Astarte is the sex goddess of the sun god Baal and is also called "the queen of heaven" in Jer. 7:18 and 44:17-25.

The Dictionary of Mythology, Folklore, and Symbols, Part 1, page 487 tells us more about this Spring Festival:

‘‘It incorporates some of the ancient Spring Equinox ceremonies of sun worship in which there were phallic [genital] rites and spring fires, and in which the deity or offering to the deity was eaten...The festival is symbolized by an ascension Lily...a chick breaking its shell, the colors white and green, the egg, spring flowers, and the Rabbit. The name is related to Astarte, Ashtoreth, Eostre and Ishtar, goddess who visited and rose from the underworld. Easter yields ‘Enduring Eos’...‘Enduring Dawn’.’’

We learn about these Temple Prostitutes from The Interpreter’s Dictionary of The Bible, Volume 3, pages 933-934:

"The role of the sacred prostitute in the fertility cult: The prostitute who was an official of the cult in ancient Palestine and nearby lands of biblical times exercised an important function. This religion was predicated upon the belief that the processes of nature were controlled by the relations between gods and goddesses. Projecting their understanding of their own sexual activities, the worshipers of these deities, through the use of imitative magic, engaged in sexual intercourse with devotees of the shrine, in the belief that this would encourage the gods and goddesses to do likewise. Only by sexual relations among the deities could man’s desire for increase in herds and fields, as well as in his own family, be realized. In Palestine the gods Baal and Asherah were especially prominent. These competed with Yahweh the God of Israel and, in some cases, may have produced hybrid Yahweh-Baal cults. Attached to the shrines of these cults were priests as well as prostitutes, both male and female. Their chief service was sexual in nature, the offering of their bodies for ritual purposes.

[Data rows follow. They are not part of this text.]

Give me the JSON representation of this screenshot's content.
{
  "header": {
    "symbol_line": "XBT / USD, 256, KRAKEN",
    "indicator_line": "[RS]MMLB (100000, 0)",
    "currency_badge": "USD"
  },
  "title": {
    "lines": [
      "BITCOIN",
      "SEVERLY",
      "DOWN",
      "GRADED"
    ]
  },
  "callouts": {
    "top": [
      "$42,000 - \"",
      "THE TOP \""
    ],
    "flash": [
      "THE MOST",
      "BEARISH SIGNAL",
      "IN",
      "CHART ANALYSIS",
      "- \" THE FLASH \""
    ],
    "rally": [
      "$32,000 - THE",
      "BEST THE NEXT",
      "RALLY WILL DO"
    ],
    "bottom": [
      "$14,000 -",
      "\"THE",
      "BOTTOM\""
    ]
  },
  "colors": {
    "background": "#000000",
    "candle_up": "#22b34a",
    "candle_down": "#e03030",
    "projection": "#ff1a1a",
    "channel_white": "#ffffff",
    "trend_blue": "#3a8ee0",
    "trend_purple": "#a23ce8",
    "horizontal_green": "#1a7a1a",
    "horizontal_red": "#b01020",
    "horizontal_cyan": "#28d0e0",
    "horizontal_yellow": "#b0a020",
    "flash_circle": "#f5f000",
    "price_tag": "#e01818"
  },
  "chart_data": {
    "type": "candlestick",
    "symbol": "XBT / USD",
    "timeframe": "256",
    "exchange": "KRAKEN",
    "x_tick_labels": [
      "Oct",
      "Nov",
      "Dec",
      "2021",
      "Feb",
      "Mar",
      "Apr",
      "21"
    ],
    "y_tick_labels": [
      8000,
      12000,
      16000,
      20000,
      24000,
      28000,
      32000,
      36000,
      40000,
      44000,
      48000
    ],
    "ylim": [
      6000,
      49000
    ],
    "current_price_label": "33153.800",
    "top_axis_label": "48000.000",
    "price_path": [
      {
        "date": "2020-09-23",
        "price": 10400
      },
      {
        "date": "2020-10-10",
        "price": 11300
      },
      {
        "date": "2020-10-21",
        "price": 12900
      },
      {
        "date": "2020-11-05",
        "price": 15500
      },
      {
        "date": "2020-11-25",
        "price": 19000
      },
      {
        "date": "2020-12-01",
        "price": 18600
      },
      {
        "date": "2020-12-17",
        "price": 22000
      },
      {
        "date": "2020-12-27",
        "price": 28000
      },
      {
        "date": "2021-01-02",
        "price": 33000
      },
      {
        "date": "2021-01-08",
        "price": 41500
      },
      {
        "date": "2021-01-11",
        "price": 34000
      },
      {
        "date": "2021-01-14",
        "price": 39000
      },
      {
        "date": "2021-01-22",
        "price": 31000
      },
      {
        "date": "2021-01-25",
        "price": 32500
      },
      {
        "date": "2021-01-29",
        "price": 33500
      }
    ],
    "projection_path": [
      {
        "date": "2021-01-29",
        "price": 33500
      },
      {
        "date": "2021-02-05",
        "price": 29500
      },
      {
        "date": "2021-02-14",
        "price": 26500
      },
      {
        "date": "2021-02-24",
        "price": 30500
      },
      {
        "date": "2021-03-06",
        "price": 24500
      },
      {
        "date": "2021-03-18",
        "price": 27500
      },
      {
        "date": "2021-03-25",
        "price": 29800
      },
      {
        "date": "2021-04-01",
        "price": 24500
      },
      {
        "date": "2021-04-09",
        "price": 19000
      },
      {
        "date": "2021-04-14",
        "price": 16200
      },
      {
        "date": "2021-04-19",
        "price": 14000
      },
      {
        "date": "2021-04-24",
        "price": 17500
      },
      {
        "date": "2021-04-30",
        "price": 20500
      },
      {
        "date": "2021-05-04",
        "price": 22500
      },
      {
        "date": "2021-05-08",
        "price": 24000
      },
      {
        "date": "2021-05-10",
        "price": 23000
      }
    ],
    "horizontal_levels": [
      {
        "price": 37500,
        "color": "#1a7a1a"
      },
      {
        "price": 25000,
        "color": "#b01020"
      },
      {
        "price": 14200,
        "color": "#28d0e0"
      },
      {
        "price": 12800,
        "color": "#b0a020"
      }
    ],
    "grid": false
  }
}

Many believe that this was the whoredoms into which Gomer, wife of Hosea, was lured. From which he redeemed her and to which she kept returning.

The Old Testament furnishes abundant evidence as to the character of the religion of the land into which the Israelites came. Fertility rites were practiced at the numerous shrines which dotted the land, as well as at the major sanctuaries. The Israelites absorbed the Canaanite ways and learned to identify their god with Baal, whose rains brought fertility to the land.